Rezension von Klaus Ludwig Helf
Zwar gibt es auf dem Büchermarkt eine Fülle durchaus erhellender
Bände über Psychoanalyse und Kino; diese konzentrieren sich aber
weitgehend auf die Handlung und auf die Figuren eines Films,
während der Sound eine eher untergeordnete Rolle spielt. Die
Ursache hierfür liegt vor allem darin, dass Freud selbst und lange
auch seine Epigonen mit Musik und Film nicht viel anfangen konnten;
in ihrem Kontext der Psychoanalyse als Wissenschaft standen Ratio
und das Triebhafte im Vordergrund; Gefühle und das schwer greifbare
Sinnliche und damit auch Musik und Film blieben weit mehr als ein
halbes Jahrhundert für die klassische Psychoanalyse ein eher
randständiges Thema; erst mit der Konzentration der Psychoanalyse
auf pränatale und frühkindliche Störungen und mit der
»intersubjektiven Wende« sowie der Musiktherapie nahm die
Beschäftigung der Psychoanalyse mit Musik und Film ihre
Anfänge.
Der vorliegende Band will hier eine Lücke schließen und einen
Diskussionsprozess entzünden. Einer der beiden Herausgeber vertritt
die sicher zutreffende These, dass »nach wie vor in der
öffentlichen Wahrnehmung die entscheidende Bedeutung der Tonspur
für die Wirkung eines Films immer wieder« unterschätzt werde;
zugleich gäbe es neben ästhetisch und kreativ gelungenen Beispielen
des Umgangs mit der Tonspur aber auch aktuelle negative Trends in
der zeitgenössischen Film- und Fernsehkultur: »… zum einen die
permanente Musikberieselung, die keinerlei Stille zulässt und alles
zukleistert, zum anderen die Verwendung vorgestanzter
elektronischer Versatzstücke, die nur schematisch eingesetzt werden
und bar jeder künstlerischer Kreativität sind« (S.9).

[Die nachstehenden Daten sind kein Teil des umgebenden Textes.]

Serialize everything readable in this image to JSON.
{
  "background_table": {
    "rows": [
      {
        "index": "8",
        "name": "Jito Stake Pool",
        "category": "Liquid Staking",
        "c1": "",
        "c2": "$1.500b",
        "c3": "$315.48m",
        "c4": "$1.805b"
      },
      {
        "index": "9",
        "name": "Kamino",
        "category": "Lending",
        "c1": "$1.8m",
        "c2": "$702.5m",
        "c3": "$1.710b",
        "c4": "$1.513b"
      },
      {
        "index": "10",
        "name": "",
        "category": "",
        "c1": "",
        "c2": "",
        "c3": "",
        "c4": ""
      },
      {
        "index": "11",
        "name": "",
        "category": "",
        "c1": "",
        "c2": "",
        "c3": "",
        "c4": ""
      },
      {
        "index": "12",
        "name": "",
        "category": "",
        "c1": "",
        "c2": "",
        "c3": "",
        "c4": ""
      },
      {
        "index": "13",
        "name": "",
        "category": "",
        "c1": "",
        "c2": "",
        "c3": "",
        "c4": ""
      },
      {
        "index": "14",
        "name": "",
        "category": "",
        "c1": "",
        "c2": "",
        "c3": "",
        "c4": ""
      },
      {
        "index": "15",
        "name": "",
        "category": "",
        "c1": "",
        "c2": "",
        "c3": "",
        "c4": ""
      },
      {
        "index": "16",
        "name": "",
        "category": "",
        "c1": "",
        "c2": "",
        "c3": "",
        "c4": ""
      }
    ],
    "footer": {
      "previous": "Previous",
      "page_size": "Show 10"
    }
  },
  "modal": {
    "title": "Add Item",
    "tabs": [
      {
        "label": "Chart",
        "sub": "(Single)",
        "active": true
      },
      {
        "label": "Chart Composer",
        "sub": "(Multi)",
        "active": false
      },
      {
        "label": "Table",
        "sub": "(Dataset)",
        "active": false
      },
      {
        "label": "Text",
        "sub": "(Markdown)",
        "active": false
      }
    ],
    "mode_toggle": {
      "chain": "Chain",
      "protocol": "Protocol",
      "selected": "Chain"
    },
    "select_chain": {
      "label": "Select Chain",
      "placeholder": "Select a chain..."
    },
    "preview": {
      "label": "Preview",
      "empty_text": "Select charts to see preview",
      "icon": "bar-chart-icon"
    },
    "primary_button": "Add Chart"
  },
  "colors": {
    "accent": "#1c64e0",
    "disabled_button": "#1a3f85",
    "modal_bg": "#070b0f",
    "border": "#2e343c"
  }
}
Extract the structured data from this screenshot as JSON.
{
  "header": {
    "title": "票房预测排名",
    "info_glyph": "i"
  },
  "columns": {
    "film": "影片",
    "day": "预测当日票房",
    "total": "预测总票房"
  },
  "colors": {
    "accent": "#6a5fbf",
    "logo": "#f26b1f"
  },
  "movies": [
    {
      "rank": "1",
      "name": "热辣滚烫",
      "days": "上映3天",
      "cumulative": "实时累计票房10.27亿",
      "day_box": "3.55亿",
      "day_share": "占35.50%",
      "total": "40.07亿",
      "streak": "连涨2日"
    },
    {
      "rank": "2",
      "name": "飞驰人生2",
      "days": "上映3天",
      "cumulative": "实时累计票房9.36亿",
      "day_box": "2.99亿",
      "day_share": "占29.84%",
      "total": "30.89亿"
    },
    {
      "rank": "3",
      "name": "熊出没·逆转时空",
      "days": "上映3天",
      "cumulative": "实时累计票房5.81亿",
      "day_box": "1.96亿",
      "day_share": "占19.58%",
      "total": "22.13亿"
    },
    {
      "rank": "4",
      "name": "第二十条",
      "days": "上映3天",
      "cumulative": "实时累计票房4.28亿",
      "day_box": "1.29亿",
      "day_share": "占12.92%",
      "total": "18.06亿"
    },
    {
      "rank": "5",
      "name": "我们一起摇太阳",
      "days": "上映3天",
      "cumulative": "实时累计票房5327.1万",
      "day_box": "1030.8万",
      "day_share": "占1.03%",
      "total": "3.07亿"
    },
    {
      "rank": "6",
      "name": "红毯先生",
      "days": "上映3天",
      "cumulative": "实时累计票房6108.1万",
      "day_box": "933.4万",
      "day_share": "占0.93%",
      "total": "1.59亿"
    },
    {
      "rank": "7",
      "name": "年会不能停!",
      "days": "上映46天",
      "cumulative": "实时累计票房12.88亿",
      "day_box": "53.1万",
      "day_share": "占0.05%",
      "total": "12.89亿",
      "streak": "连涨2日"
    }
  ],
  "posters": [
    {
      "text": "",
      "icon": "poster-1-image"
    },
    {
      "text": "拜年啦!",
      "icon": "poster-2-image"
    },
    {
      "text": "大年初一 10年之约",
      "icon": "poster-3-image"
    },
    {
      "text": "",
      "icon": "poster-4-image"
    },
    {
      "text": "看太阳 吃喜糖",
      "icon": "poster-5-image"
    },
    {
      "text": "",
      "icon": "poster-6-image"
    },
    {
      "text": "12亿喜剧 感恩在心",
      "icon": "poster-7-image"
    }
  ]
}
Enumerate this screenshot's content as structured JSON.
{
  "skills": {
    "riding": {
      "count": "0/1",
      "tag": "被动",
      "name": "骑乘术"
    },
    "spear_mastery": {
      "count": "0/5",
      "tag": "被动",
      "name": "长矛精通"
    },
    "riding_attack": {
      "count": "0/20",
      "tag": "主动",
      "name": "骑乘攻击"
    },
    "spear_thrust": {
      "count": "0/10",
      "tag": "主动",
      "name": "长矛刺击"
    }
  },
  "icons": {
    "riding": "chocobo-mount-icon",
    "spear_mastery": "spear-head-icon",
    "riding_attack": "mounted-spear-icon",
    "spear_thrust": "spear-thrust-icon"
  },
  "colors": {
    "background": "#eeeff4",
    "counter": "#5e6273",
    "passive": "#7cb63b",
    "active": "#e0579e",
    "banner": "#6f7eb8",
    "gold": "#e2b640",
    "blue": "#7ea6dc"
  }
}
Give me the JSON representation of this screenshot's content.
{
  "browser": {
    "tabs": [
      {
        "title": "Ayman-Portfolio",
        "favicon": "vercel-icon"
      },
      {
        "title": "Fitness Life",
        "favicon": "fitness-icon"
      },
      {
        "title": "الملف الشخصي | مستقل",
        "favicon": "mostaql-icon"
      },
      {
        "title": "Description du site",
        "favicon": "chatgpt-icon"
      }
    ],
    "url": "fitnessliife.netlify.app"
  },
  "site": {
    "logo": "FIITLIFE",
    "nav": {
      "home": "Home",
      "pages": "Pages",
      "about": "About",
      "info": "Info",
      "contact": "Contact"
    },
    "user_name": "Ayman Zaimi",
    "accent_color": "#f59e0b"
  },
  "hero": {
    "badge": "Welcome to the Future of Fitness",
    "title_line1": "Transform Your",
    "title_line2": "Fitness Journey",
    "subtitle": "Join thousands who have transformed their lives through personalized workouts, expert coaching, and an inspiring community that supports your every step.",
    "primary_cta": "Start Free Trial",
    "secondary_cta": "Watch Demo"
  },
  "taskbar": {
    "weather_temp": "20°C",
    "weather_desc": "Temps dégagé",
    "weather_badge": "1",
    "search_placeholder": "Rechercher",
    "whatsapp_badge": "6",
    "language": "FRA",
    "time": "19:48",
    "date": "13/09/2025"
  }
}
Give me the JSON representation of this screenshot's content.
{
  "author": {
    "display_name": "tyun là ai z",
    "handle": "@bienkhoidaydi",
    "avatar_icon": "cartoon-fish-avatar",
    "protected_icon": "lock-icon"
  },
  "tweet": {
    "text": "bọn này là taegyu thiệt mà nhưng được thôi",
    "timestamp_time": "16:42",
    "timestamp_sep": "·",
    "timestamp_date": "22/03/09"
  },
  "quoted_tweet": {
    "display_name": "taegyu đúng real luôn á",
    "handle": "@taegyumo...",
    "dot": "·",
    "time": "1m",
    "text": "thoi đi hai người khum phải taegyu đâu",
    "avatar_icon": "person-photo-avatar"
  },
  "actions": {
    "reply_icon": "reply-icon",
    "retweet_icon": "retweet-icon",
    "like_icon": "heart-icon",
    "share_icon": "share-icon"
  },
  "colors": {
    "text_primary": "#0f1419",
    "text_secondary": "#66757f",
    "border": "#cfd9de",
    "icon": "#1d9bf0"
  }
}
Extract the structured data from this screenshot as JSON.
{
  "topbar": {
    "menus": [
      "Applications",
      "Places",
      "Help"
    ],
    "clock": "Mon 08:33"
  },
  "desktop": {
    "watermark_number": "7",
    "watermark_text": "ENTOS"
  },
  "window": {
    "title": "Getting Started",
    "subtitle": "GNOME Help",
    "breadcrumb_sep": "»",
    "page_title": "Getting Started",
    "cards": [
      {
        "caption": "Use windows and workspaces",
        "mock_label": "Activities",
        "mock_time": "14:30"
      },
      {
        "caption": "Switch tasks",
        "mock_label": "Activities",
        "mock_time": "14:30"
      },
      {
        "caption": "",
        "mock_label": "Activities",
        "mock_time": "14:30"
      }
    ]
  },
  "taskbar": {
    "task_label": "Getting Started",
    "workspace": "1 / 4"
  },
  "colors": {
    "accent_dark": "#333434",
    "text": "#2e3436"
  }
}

Als »Wurmfortsatz der Handlung« habe dann die Tonspur (Filmmusik)
»keinerlei künstlerisches Eigenleben«; darunter leide letztendlich
auch das Bild selbst. Im Vorwort des Bandes erläutern die
Herausgeber ihre Intentionen und geben einen knappen Aufriss der
folgenden sechszehn Fach-Beiträge; abschließend werden biografische
Angaben zu den folgenden Autorinnen und Autoren aufgeschlüsselt:
Stephan Brüggenthies, Helga de la Motte-Haber, Christina Fuchs,
Konrad Heiland, Johannes Hirsch, Mathias Hirsch, Matthias
Hornschuh, Andreas Jacke, Irene Kletschke, Hannes König, Sebastian
Leikert, Theo Piegler, Enjott Schneider und Willem Strank; alle
sind anerkannte Musikwissenschaftler und/oder Psychoanalytiker.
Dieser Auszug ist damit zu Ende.